Chinese tech giant Baidu Inc witnessed a significant 48% drop in profits, surpassing initial estimates and highlighting the substantial investment required for AI development. This downturn, as reported by Bloomberg, underscores the escalating costs associated with training and advancing artificial intelligence systems to stay competitive in the rapidly evolving AI landscape.
In the final quarter of 2023, Baidu reported a net income of 2.6 billion yuan (approximately $361 million), falling short of projections primarily due to equity accounting for preferred shares. However, despite this setback, Baidu managed to achieve a 6% increase in revenue, attributed partly to the success of its ChatGPT-style service in boosting advertising sales amid challenging economic conditions.
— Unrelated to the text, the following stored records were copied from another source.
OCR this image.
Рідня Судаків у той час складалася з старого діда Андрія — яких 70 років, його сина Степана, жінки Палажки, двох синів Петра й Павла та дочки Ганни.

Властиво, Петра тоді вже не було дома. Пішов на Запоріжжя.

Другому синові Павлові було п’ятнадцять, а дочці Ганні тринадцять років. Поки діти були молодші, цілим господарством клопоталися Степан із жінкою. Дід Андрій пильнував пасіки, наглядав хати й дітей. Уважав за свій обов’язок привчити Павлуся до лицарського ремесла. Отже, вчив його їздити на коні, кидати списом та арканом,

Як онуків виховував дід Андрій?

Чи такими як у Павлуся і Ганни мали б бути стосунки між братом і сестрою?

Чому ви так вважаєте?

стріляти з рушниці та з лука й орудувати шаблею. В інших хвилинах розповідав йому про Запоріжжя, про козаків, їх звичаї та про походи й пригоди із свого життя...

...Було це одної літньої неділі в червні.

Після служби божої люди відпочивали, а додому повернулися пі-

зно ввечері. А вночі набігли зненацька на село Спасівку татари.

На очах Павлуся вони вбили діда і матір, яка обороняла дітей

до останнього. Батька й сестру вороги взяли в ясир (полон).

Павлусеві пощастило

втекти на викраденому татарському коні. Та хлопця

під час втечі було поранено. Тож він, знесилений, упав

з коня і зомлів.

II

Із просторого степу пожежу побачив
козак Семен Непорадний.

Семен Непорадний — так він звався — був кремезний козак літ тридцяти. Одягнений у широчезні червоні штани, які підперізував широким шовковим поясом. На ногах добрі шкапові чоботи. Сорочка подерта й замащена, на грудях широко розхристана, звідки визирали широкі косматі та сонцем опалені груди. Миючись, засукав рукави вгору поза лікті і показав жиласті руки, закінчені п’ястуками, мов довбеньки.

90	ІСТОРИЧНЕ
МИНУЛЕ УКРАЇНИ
Nonetheless, Baidu’s shares experienced a 2% decline in New York.
These disappointing figures follow a trend of lackluster performance from other major Chinese tech players like Alibaba Group Holding Ltd., signaling broader challenges facing the private sector in China, which once drove considerable economic growth.
To revitalize its business, Baidu has formed partnerships with Silicon Valley giants such as Microsoft Corp. and Google to explore opportunities in monetizing generative AI. While Baidu’s AI model, Ernie, shows promise with expectations of generating “several billion yuan” in additional revenue through advertising and cloud services in 2024, its revenue remains modest compared to its primary income source—search ads. Despite a notable 11% growth in revenue from its cloud division, research and development costs surged by the same percentage, primarily due to investments in server infrastructure to support generative AI development.
Founder Robin Li remains optimistic about Baidu’s AI initiatives, expressing confidence in the company’s ability to sustain its efforts with ample resources at its disposal.